The data also captures the sharp post-pandemic rise in private asset performance and the subsequent slowdown in 2022. Notably, private debt stood out as a resilient asset class during that period, though experienced allocators recognize that “volatility dampening” (due to infrequent appraisals) often masks the sharp drawdowns seen in public equivalents.
Competitive Landscape: A Crowded Field
Nasdaq’s entry places it in direct competition with established incumbents like MSCI (via Burgiss), Cambridge Associates, and State Street.
- The Distinction: While Cambridge Associates is often the “gold standard” for consulting-led benchmarks, Nasdaq is leaning on the “rules-based” purity of its eVestment data.
- The Strategy: By offering these indexes through Global Index Watch, Nasdaq is positioning itself as the bridge for firms looking to create “investable” products, such as private market ETFs, which require the transparency of a public-index provider.
The “Secondary Market” Connection
The significance of these indexes extends beyond data; it is a vital piece of a larger puzzle. Nasdaq also operates Nasdaq Private Market (NPM), a platform designed to facilitate the trading of private company shares.
Strategic Synergy: By building the “Scoreboard” (the Indexes) alongside the “Stadium” (the Secondary Exchange), Nasdaq is attempting to solve the liquidity problem. Historically, private assets were hard to sell because they were hard to price. A credible, rules-based benchmark gives secondary buyers and sellers a common language to determine “fair value,” potentially accelerating the velocity of capital.
Direction of Travel
Measurement typically follows scale. Once datasets reach institutional depth and methodologies become systematic, benchmarks emerge not as innovation but as infrastructure.

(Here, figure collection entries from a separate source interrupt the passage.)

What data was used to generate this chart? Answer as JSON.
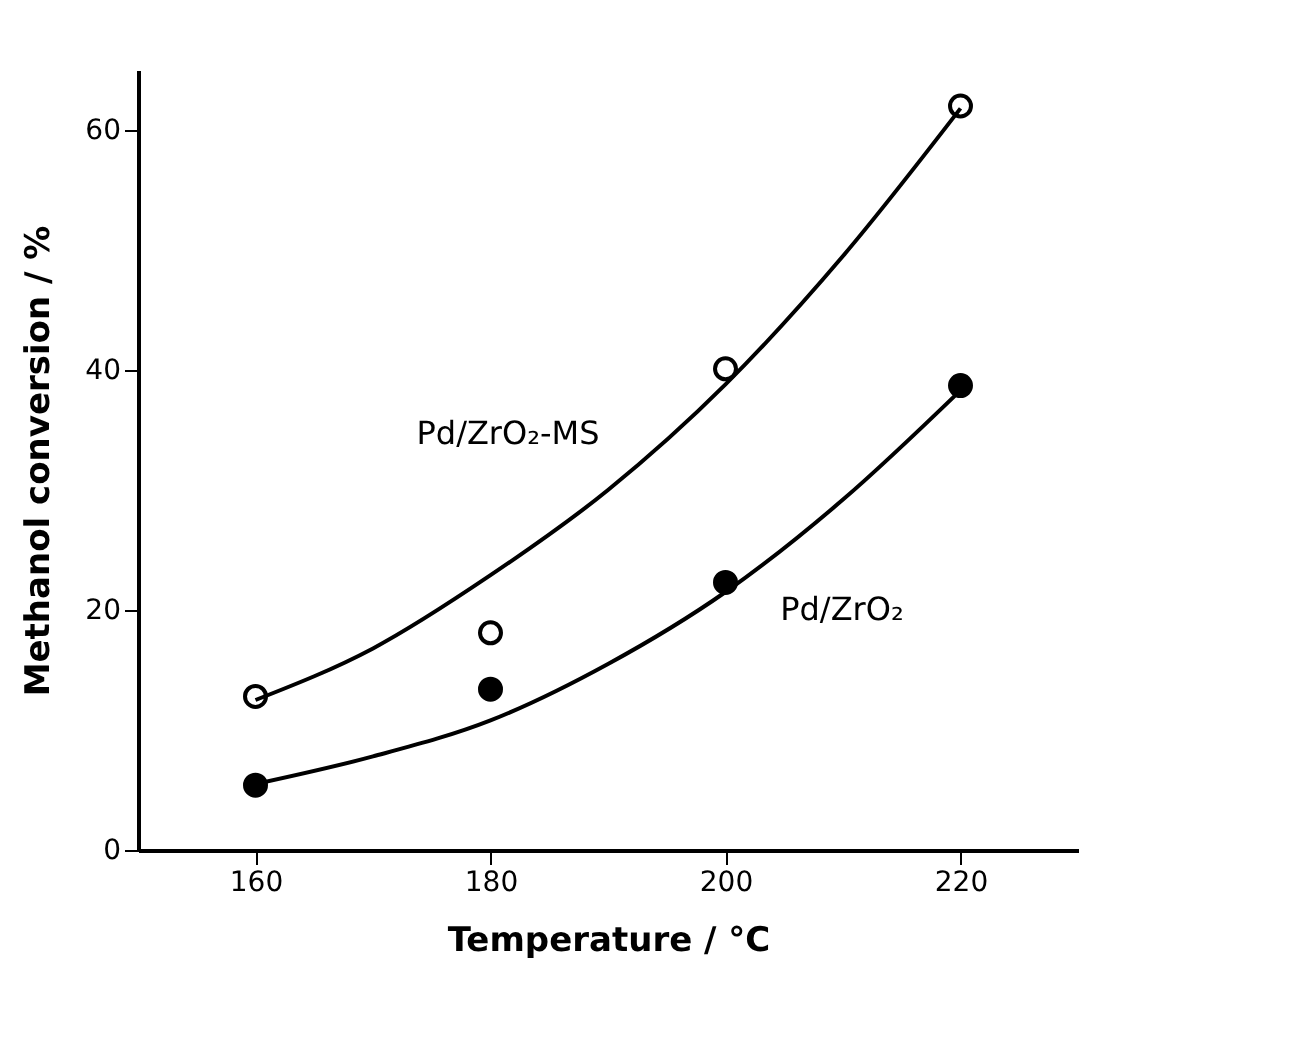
{
  "chart_data": {
    "type": "scatter",
    "xlabel": "Temperature / °C",
    "ylabel": "Methanol conversion / %",
    "xlim": [
      150,
      230
    ],
    "xticks": [
      160,
      180,
      200,
      220
    ],
    "ylim": [
      0,
      65
    ],
    "yticks": [
      0,
      20,
      40,
      60
    ],
    "grid": false,
    "series": [
      {
        "marker": "circle",
        "color": "#ffffff",
        "x": [
          160,
          180,
          200,
          220
        ],
        "values": [
          12.8,
          18.1,
          40.1,
          62.0
        ]
      },
      {
        "marker": "circle",
        "color": "#000000",
        "x": [
          160,
          180,
          200,
          220
        ],
        "values": [
          5.4,
          13.4,
          22.3,
          38.7
        ]
      },
      {
        "type": "line",
        "name": "Pd/ZrO₂-MS",
        "marker": "none",
        "line_style": "solid",
        "color": "#000000",
        "x": [
          160,
          170,
          180,
          190,
          200,
          210,
          220
        ],
        "values": [
          12.5,
          16.8,
          22.9,
          30.0,
          38.8,
          49.5,
          61.8
        ]
      },
      {
        "type": "line",
        "name": "Pd/ZrO₂",
        "marker": "none",
        "line_style": "solid",
        "color": "#000000",
        "x": [
          160,
          170,
          180,
          190,
          200,
          210,
          220
        ],
        "values": [
          5.5,
          7.8,
          10.8,
          15.5,
          21.5,
          29.2,
          38.3
        ]
      }
    ]
  }
}
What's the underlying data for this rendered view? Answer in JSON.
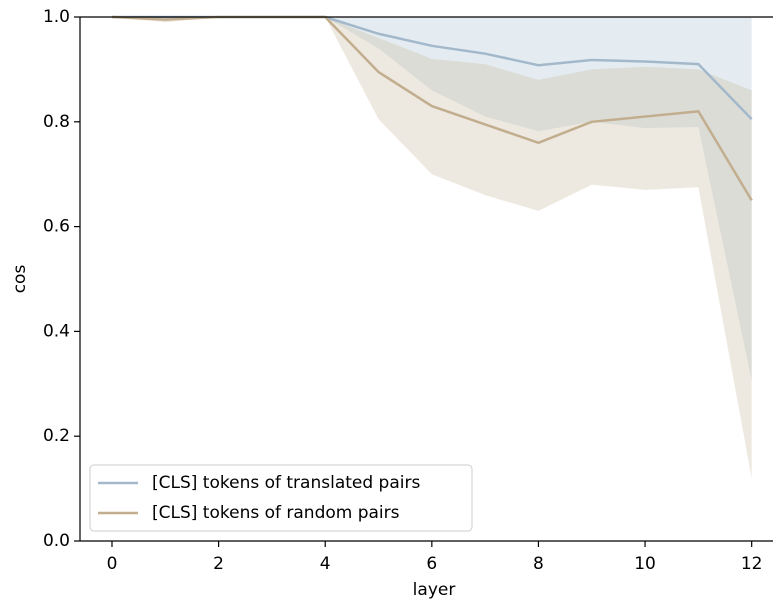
{
  "chart_data": {
    "type": "line",
    "xlabel": "layer",
    "ylabel": "cos",
    "x": [
      0,
      1,
      2,
      3,
      4,
      5,
      6,
      7,
      8,
      9,
      10,
      11,
      12
    ],
    "xlim": [
      -0.6,
      12.4
    ],
    "xticks": [
      0,
      2,
      4,
      6,
      8,
      10,
      12
    ],
    "ylim": [
      0,
      1
    ],
    "yticks": [
      {
        "value": 0,
        "label": "0.0"
      },
      0.2,
      0.4,
      0.6,
      0.8,
      {
        "value": 1,
        "label": "1.0"
      }
    ],
    "legend": "lower left",
    "series": [
      {
        "name": "[CLS] tokens of translated pairs",
        "color": "#a3b9cb",
        "band_color": "#a7bfcf",
        "values": [
          1.0,
          1.0,
          1.0,
          1.0,
          1.0,
          0.968,
          0.945,
          0.93,
          0.908,
          0.918,
          0.915,
          0.91,
          0.805
        ],
        "upper": [
          1.0,
          1.0,
          1.0,
          1.0,
          1.0,
          1.0,
          1.0,
          1.0,
          1.0,
          1.0,
          1.0,
          1.0,
          1.0
        ],
        "lower": [
          1.0,
          1.0,
          1.0,
          1.0,
          1.0,
          0.94,
          0.86,
          0.81,
          0.782,
          0.8,
          0.788,
          0.79,
          0.307
        ]
      },
      {
        "name": "[CLS] tokens of random pairs",
        "color": "#c2ae8e",
        "band_color": "#c8b597",
        "values": [
          1.0,
          0.995,
          1.0,
          1.0,
          1.0,
          0.895,
          0.83,
          0.795,
          0.76,
          0.8,
          0.81,
          0.82,
          0.65
        ],
        "upper": [
          1.0,
          1.0,
          1.0,
          1.0,
          1.0,
          0.96,
          0.92,
          0.91,
          0.88,
          0.9,
          0.905,
          0.9,
          0.86
        ],
        "lower": [
          1.0,
          0.99,
          1.0,
          1.0,
          1.0,
          0.805,
          0.7,
          0.66,
          0.63,
          0.68,
          0.67,
          0.675,
          0.12
        ]
      }
    ]
  }
}
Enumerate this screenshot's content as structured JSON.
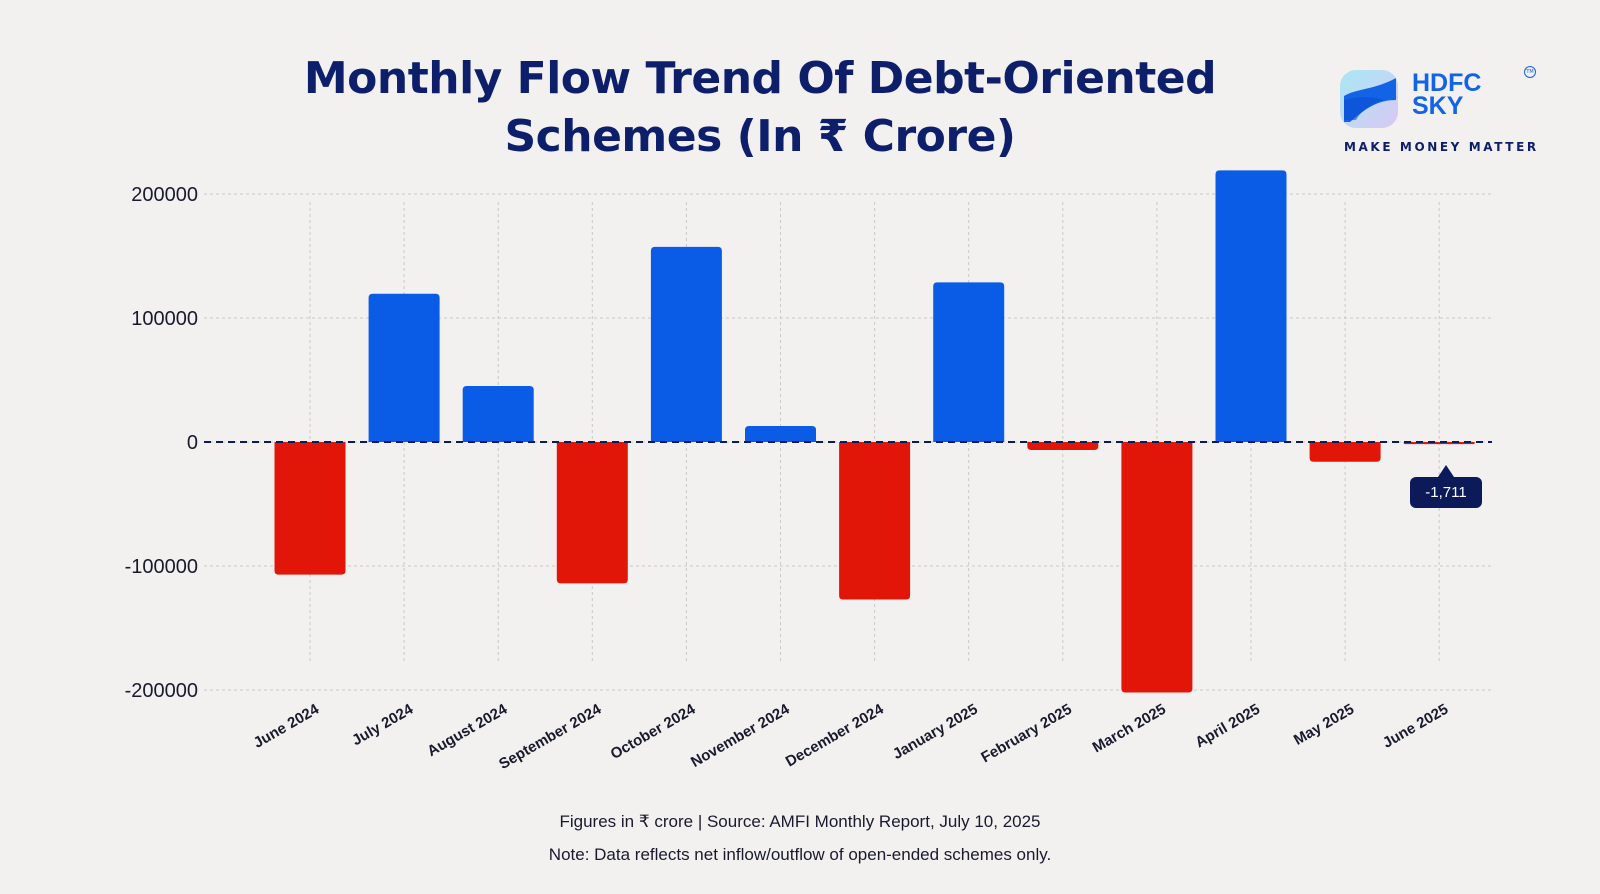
{
  "chart_data": {
    "type": "bar",
    "title": "Monthly Flow Trend Of Debt-Oriented Schemes (In ₹ Crore)",
    "title_lines": [
      "Monthly Flow Trend Of Debt-Oriented",
      "Schemes (In ₹ Crore)"
    ],
    "categories": [
      "June 2024",
      "July 2024",
      "August 2024",
      "September 2024",
      "October 2024",
      "November 2024",
      "December 2024",
      "January 2025",
      "February 2025",
      "March 2025",
      "April 2025",
      "May 2025",
      "June 2025"
    ],
    "values": [
      -107000,
      119600,
      45200,
      -114000,
      157400,
      12900,
      -127000,
      128700,
      -6500,
      -202000,
      219100,
      -15900,
      -1711
    ],
    "ylim": [
      -200000,
      200000
    ],
    "yticks": [
      200000,
      100000,
      0,
      -100000,
      -200000
    ],
    "ytick_labels": [
      "200000",
      "100000",
      "0",
      "-100000",
      "-200000"
    ],
    "xlabel": "",
    "ylabel": "",
    "grid": true,
    "colors": {
      "positive": "#0a5ce6",
      "negative": "#e21608",
      "zero_line": "#0c1a5a"
    },
    "annotation": {
      "category": "June 2025",
      "label": "-1,711"
    }
  },
  "brand": {
    "name_line1": "HDFC",
    "name_line2": "SKY",
    "tagline": "MAKE MONEY MATTER",
    "tm": "TM"
  },
  "footer": {
    "line1": "Figures in ₹ crore  |  Source: AMFI Monthly Report, July 10, 2025",
    "line2": "Note: Data reflects net inflow/outflow of open-ended schemes only."
  }
}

Whether these indexes become widely adopted reference points will depend on allocator usage and consultant integration. Their introduction nonetheless contributes to the broader normalization of private assets within institutional portfolios. If the past decade expanded access to private capital, the next may be defined by how rigorously it is measured.
References:
Ilan, A., & Jankiewicz, R. (2026, February). Intro to the Nasdaq Private Capital™ Indexes. Nasdaq Index Research & Development.